In this thesis, Chapter 1 provides a broad introduction to the cycle of VLDL formation and transport, the conversion of VLDL into LDL, the uptake of LDL via the LDL receptor (LDLR), and the subsequent intracellular trafficking of cholesterol from these particles to cellular organelles. Several aspects of cholesterol transport described in this chapter are investigated in more detail throughout this thesis.
Chapter 2 describes the development of a hepatic cell model in which APOB is endogenously tagged with the fluorescent protein mNeonGreen. We demonstrate that this tag does not interfere with the normal regulation of APOB and that this model is suitable for tracking intracellular APOB and quantifying its secretion. We further validate this model by identifying SYVN1 as the E3 ubiquitin ligase responsible for APOB degradation.
In Chapter 3, this cell model is used to perform a genetic screen aimed at identifying novel regulators of APOB. We identified several genes that had not previously been linked to APOB or VLDL metabolism. One of these genes, RIC1 (also known as KIAA1432), was selected for in-depth characterization. Cells lacking RIC1 have severely reduced VLDL secretion and APOB accumulation in lysosomes.
Chapter 4 introduces a novel cell model in which APOB is endogenously tagged with a miniTurbo proximity labeling enzyme. Similar to the approach used in Chapter 2, this small enzyme enables the biotinylation of proteins in close proximity to APOB. These biotinylated proteins can subsequently be isolated and identified. Using this approach, we identified numerous proteins located in the proximity of APOB. Although several known interactors were detected, the majority of the identified proteins have not previously been associated with APOB.
Chapter 5 presents a literature review on the post-transcriptional and post-translational regulation of the LDLR. Post-transcriptional regulation is discussed in terms of mRNA splicing, mRNA stability, and the role of microRNAs. For post-translational regulation, we describe multiple proteins that influence LDLR protein stability, including IDOL, GOLIATH, ASGR1, MT1-MMP, BMP1, and γ-secretase.

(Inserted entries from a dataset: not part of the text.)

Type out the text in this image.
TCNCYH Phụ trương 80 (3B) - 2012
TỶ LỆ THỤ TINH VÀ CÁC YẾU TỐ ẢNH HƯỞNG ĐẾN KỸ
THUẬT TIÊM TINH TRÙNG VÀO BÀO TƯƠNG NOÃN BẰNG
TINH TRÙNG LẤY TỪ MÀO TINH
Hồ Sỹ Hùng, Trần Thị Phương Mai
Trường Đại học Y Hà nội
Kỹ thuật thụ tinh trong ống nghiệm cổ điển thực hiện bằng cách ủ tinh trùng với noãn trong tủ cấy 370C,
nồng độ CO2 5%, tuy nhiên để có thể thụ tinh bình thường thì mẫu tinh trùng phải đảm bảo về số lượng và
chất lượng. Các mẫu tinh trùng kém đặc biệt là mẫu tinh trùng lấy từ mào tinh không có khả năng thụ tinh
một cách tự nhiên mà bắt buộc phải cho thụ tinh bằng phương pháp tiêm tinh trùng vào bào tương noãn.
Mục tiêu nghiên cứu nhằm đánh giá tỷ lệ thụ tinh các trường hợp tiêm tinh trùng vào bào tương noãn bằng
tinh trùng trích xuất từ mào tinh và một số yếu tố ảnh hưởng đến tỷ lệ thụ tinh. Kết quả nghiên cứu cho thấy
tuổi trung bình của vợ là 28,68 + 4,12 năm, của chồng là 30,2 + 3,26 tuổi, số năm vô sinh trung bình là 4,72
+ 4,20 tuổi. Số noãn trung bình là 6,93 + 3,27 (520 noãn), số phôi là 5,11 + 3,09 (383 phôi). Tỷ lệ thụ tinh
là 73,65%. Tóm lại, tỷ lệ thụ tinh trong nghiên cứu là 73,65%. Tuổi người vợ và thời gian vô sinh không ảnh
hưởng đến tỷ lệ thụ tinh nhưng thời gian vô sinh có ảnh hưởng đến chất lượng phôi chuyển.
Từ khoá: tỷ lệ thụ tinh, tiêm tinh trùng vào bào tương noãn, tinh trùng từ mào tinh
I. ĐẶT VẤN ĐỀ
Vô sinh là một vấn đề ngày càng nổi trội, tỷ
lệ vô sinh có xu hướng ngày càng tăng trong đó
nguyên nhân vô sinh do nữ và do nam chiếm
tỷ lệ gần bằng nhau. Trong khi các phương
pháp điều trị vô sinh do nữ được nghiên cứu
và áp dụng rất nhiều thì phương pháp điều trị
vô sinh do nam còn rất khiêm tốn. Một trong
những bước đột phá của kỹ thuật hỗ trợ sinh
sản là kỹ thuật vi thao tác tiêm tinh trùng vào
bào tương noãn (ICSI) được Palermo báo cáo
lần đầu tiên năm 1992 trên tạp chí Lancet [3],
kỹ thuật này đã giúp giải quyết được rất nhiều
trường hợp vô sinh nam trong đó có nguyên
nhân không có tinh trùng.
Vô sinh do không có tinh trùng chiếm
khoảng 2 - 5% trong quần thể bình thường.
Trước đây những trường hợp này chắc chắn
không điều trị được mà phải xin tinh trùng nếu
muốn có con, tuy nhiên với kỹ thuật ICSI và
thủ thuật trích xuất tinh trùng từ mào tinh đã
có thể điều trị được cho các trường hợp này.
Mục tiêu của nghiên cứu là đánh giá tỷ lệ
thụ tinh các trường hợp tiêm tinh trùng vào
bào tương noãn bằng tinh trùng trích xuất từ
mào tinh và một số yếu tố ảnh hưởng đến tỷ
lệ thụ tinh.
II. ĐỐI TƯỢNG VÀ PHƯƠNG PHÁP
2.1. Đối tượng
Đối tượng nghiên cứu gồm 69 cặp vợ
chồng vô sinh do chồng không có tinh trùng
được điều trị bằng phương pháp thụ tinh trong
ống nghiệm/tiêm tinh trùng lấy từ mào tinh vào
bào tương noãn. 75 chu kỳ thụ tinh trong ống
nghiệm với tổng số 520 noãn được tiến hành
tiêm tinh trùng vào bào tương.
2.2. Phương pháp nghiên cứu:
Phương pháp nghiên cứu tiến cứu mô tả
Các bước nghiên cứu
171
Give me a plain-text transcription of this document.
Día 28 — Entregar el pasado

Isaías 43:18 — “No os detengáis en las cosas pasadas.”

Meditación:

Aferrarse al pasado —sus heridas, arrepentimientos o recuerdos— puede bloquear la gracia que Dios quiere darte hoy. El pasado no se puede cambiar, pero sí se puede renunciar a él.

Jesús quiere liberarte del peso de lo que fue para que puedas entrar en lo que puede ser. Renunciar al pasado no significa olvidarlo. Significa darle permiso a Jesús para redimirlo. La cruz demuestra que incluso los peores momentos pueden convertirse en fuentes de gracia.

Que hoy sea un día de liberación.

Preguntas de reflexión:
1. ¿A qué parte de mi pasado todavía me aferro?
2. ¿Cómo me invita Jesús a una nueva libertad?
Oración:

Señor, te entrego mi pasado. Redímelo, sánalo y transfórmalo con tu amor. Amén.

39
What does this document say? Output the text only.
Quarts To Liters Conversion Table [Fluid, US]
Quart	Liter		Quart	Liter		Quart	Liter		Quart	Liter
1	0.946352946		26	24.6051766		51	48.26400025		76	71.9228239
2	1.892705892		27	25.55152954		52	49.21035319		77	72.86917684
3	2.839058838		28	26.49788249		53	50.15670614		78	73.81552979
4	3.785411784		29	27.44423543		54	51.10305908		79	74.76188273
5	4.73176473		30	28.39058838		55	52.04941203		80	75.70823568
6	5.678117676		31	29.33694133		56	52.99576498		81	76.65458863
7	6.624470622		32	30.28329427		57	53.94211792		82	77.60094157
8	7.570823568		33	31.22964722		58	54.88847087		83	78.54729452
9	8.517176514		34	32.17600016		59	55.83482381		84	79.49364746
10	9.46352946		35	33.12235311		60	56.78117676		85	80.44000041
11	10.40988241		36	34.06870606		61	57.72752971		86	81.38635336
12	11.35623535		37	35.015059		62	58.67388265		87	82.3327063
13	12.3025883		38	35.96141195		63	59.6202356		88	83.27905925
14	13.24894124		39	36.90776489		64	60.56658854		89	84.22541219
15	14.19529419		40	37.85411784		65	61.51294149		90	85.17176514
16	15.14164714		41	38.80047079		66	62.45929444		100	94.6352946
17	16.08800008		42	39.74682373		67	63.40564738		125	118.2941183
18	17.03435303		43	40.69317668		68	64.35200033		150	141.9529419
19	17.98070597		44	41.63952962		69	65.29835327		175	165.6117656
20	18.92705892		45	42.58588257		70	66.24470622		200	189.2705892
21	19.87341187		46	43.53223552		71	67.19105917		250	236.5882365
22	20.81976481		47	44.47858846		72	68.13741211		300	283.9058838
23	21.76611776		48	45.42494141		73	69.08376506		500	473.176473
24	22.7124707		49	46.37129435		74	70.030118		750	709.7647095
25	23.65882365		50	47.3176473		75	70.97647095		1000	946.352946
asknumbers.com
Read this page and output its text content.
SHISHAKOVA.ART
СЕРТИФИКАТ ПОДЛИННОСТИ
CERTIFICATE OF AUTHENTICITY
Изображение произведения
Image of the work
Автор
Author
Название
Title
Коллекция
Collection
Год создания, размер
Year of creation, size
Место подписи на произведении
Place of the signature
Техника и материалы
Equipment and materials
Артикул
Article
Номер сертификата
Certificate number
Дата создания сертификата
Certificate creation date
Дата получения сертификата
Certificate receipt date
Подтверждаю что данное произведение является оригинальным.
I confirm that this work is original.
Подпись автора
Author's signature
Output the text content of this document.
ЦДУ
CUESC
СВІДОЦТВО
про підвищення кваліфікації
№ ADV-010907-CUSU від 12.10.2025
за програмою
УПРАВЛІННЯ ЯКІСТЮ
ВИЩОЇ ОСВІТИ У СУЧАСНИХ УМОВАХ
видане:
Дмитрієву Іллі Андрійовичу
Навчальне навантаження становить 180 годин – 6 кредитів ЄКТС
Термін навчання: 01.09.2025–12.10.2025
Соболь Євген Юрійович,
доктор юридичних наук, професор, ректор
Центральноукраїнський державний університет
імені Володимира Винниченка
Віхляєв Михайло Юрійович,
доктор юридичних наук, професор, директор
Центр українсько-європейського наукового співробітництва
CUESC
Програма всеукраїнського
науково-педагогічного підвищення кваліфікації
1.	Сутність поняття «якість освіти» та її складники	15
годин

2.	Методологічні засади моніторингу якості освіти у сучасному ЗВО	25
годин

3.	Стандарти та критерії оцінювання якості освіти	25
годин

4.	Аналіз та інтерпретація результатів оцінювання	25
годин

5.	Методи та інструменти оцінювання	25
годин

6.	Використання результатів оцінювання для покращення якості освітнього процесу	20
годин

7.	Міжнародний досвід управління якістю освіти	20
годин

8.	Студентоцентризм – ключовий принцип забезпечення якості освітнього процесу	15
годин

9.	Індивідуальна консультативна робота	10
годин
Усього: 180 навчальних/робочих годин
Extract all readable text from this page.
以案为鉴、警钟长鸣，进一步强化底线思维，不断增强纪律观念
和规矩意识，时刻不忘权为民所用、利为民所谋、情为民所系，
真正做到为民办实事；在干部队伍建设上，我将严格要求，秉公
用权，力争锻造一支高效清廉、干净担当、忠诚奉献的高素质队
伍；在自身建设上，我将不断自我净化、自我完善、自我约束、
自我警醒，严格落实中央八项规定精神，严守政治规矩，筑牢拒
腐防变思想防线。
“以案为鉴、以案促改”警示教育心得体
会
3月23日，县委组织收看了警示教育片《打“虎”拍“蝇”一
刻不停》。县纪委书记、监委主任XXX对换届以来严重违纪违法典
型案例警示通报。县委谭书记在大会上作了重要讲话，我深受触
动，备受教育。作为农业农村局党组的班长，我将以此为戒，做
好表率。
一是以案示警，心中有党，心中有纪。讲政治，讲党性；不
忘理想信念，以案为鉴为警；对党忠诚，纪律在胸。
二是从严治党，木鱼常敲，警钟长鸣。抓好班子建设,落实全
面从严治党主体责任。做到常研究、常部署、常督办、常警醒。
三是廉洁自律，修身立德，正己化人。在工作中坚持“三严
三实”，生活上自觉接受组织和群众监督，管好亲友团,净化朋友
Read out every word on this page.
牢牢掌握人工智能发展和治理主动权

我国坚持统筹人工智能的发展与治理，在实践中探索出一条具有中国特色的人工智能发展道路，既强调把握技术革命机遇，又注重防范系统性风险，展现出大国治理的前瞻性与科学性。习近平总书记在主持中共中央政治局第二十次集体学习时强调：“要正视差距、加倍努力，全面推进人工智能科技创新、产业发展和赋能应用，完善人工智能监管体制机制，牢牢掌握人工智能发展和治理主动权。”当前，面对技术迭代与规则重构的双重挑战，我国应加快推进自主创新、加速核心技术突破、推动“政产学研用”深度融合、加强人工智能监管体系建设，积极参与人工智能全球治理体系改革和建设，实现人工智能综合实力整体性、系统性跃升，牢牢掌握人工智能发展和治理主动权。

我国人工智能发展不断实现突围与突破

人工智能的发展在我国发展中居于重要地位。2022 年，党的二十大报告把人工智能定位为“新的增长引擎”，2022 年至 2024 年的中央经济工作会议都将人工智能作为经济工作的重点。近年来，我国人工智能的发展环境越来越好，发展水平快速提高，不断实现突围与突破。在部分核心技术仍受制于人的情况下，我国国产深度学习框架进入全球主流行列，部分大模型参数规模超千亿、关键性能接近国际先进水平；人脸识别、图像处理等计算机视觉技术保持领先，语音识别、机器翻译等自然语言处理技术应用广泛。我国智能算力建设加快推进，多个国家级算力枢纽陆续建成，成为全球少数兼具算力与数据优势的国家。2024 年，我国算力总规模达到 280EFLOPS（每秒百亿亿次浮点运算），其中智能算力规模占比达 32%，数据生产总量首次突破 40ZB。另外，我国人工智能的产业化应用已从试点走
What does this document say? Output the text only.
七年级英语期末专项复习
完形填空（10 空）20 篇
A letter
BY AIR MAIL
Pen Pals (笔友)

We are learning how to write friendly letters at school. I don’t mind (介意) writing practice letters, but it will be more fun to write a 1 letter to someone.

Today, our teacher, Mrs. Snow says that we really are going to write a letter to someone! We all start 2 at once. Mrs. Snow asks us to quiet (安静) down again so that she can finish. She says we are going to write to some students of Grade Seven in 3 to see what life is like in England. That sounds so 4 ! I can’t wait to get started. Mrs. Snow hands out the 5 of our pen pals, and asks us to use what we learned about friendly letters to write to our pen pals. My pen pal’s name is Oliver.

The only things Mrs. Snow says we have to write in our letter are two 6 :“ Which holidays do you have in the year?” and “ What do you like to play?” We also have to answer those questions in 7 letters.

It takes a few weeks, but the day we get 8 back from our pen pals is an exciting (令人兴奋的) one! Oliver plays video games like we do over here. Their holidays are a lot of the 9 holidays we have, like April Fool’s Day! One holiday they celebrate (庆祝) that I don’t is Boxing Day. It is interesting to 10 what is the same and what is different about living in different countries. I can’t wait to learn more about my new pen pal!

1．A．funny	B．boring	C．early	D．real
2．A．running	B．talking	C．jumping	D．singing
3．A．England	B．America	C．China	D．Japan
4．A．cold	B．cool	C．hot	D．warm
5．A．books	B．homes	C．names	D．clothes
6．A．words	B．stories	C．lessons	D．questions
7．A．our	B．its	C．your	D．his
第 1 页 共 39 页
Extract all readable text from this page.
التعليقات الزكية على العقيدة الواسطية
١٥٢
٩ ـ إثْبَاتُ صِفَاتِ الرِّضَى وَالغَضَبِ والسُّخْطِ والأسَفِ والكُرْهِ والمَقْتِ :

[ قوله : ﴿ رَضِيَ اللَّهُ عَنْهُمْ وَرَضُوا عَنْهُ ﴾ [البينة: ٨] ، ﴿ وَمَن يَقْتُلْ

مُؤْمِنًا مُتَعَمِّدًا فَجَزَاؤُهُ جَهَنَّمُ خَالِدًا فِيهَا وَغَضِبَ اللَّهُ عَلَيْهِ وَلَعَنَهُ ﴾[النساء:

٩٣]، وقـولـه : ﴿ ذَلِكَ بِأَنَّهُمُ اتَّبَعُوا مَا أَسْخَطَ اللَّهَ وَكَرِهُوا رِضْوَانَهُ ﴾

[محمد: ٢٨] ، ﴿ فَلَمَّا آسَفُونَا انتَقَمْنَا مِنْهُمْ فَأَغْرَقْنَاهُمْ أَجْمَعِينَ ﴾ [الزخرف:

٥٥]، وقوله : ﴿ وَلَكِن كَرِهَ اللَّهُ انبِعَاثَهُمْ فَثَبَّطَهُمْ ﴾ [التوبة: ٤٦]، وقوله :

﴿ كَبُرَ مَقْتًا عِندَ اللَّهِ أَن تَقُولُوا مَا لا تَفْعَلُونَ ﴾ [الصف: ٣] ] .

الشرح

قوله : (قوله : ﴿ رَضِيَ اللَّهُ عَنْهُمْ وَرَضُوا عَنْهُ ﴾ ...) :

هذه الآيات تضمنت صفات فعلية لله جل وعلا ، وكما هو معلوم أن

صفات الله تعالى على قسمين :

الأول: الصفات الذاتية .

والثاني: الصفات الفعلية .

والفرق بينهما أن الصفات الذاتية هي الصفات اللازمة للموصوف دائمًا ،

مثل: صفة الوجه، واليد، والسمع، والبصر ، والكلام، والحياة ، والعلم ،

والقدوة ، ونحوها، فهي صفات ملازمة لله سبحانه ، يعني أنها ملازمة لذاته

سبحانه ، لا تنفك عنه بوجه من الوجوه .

Chapter 6 describes an additional genetic screen aimed at identifying novel proteins involved in cholesterol uptake and the transport of cholesterol from lysosomes. One of the most notable findings was that Niemann–Pick disease type C1 (NPC1), a lysosomal protein previously thought to be essential for cholesterol transport, appeared to be unimportant in our cellular system. These cells therefore seem to utilize an alternative mechanism, which we aim to discover.
In Chapter 7, we further analyze the data obtained from the screen described in Chapter 6. Previously unidentified hits are validated, and the functions of several candidate proteins are investigated in greater detail.
Finally, Chapter 8 summarizes the results presented in the preceding chapters and provides a general discussion. Taken together, this thesis contributes to an improved understanding of intracellular cholesterol transport.